Because swings in trade and inventories can sometimes distort overall GDP, perhaps final sales to private domestic purchasers are a better indicator. This measure—ex inventories and imports—increased at a 3% pace in the first quarter after rising an annualized 2.9% at the end of the year.
The inflation indicators of the GDP, however, the core PCE accelerated to a 3.5% pace in the first quarter, the most in a year according to government data.
All markets sold off considerably on the data until the monthly PCE statistics were released [the Federal Reserve’s preferred measure of inflation]. This data offered some relief as a measure of goods that exclude food and energy fell for the first time this year and the category that also excludes housing and energy was little changed and the tamest since 2020.
Equity markets retraced about 65% of their losses, the front end of the yield curve rallied and about 50% of the losses in the long end of the Treasury market were recouped on the monthly PCE statistics.
Generally speaking, the data added to the overall uncertainty.
The prevailing narrative is that the economy is on the verge of an inflationary recession, a view that is loudly echoing in the unbridled social media venues.
Most fear more of the unknown than known, typically adopting a negative outlook. The global trading environment was changing before Trump’s re- election, a change that commenced in 2008, accelerated in 2012 and went on steroids in 2020/21. Despite the controversy over the President’s proposed tariff programs, an argument can be made is that the President is only responding to the current environment.
As stated many times, no one knows the outcome. The uncertainty is huge. However, perhaps a bigger issue that has yet been addressed is the deficit.
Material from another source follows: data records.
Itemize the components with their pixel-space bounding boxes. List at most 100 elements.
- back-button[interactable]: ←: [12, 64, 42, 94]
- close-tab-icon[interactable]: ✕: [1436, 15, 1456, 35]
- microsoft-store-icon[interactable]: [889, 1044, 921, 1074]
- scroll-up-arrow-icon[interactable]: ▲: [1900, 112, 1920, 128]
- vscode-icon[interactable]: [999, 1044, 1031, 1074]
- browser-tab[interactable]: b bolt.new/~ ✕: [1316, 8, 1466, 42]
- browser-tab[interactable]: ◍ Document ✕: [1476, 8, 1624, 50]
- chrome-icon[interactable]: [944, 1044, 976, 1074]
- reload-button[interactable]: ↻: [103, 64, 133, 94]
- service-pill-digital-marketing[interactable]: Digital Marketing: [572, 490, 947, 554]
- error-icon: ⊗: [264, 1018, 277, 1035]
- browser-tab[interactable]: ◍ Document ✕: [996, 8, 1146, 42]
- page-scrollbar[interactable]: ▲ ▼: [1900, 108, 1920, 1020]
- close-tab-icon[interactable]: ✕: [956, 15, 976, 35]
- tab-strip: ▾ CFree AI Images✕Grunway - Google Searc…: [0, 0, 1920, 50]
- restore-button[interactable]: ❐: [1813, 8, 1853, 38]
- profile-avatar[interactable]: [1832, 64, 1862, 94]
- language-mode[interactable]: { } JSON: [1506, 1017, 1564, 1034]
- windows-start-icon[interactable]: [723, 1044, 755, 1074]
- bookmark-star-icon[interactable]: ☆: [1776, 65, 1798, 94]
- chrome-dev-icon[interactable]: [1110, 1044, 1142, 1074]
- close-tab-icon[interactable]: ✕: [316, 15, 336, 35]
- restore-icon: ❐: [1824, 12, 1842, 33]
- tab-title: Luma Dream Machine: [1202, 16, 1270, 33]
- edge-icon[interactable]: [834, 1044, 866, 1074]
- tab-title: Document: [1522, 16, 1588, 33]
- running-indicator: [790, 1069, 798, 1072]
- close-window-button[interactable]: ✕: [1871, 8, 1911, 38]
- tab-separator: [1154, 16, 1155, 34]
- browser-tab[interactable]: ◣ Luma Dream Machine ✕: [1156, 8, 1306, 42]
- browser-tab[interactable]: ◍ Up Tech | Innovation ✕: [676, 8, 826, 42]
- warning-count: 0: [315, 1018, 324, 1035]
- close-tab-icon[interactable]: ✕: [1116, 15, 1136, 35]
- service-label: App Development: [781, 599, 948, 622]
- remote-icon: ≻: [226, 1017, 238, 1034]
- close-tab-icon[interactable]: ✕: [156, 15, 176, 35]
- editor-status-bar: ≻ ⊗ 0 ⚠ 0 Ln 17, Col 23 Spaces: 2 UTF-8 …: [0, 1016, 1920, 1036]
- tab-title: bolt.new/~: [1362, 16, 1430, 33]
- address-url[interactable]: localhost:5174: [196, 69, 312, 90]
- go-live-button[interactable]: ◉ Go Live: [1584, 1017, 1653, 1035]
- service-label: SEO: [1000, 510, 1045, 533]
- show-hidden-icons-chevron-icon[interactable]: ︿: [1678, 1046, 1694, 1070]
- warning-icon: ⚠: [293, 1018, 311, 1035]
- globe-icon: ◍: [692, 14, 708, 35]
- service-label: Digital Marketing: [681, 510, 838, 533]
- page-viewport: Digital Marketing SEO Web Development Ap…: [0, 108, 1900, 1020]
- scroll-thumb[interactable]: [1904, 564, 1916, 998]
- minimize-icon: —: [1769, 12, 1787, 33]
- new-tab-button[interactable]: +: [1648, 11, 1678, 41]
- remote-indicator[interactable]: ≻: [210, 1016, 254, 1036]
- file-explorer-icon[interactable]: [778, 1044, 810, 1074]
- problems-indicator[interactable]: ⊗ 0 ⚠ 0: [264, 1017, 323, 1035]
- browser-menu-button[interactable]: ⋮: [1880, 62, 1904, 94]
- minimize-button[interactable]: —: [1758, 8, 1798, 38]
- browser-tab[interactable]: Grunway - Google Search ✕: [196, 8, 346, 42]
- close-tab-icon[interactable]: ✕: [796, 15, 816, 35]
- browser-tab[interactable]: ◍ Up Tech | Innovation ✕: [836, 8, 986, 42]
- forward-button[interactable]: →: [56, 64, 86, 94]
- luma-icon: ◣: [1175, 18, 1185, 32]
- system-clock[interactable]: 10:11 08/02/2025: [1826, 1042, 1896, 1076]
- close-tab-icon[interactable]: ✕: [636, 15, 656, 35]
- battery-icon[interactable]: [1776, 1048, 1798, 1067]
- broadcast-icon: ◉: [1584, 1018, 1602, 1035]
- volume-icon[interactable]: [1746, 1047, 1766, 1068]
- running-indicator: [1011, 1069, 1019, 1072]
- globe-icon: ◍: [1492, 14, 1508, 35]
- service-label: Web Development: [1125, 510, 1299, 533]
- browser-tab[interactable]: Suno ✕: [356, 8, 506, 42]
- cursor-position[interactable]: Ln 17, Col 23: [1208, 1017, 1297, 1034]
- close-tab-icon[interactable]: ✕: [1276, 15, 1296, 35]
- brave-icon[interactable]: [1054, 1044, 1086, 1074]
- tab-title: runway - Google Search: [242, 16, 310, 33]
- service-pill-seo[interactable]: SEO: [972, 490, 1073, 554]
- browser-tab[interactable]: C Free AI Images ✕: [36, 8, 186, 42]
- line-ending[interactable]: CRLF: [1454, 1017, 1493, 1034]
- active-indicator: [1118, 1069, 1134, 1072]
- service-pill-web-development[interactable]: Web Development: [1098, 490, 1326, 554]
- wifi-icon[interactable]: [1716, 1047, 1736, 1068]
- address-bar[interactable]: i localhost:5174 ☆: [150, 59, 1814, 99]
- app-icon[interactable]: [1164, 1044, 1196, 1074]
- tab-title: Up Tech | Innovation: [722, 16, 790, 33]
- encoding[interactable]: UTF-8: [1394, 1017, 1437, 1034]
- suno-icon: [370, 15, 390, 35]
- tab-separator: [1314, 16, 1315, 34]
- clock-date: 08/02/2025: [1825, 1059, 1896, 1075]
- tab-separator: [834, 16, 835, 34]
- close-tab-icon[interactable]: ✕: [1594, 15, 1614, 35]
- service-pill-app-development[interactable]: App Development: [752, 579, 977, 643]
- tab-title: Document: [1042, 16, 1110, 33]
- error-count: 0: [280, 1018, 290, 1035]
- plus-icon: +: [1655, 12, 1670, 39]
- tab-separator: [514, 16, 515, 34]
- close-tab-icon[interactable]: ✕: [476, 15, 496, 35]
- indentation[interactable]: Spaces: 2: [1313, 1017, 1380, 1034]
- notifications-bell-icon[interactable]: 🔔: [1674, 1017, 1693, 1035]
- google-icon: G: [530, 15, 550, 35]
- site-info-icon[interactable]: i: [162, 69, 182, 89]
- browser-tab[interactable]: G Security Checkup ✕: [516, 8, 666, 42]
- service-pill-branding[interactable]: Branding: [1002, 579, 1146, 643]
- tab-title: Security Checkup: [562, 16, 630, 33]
There is a growing list of market luminaries that ardently believe a fiscal crisis is inevitable given Washington’s inability to control spending, an environment amplified by the rising cost of money.
Changing topics, approximately 22% of the S & P 500 capitalization [four companies] will post earnings in the next 12 hours.
After the close both MSFT and META released earnings that exceeded expectations, sending shares 9.3% and 6.2% higher, respectively in early morning trading . Tonight, AMZN and AAPL are released and tomorrow is the all-inclusive BLS labor report.
Last night the foreign markets were mostly closed for the May 1 holiday.
Dow and NASDAQ futures are up 0.8% and 1.8% on the MSFT and META earning beat. The 10-year is up 6/32 to yield 4.14%.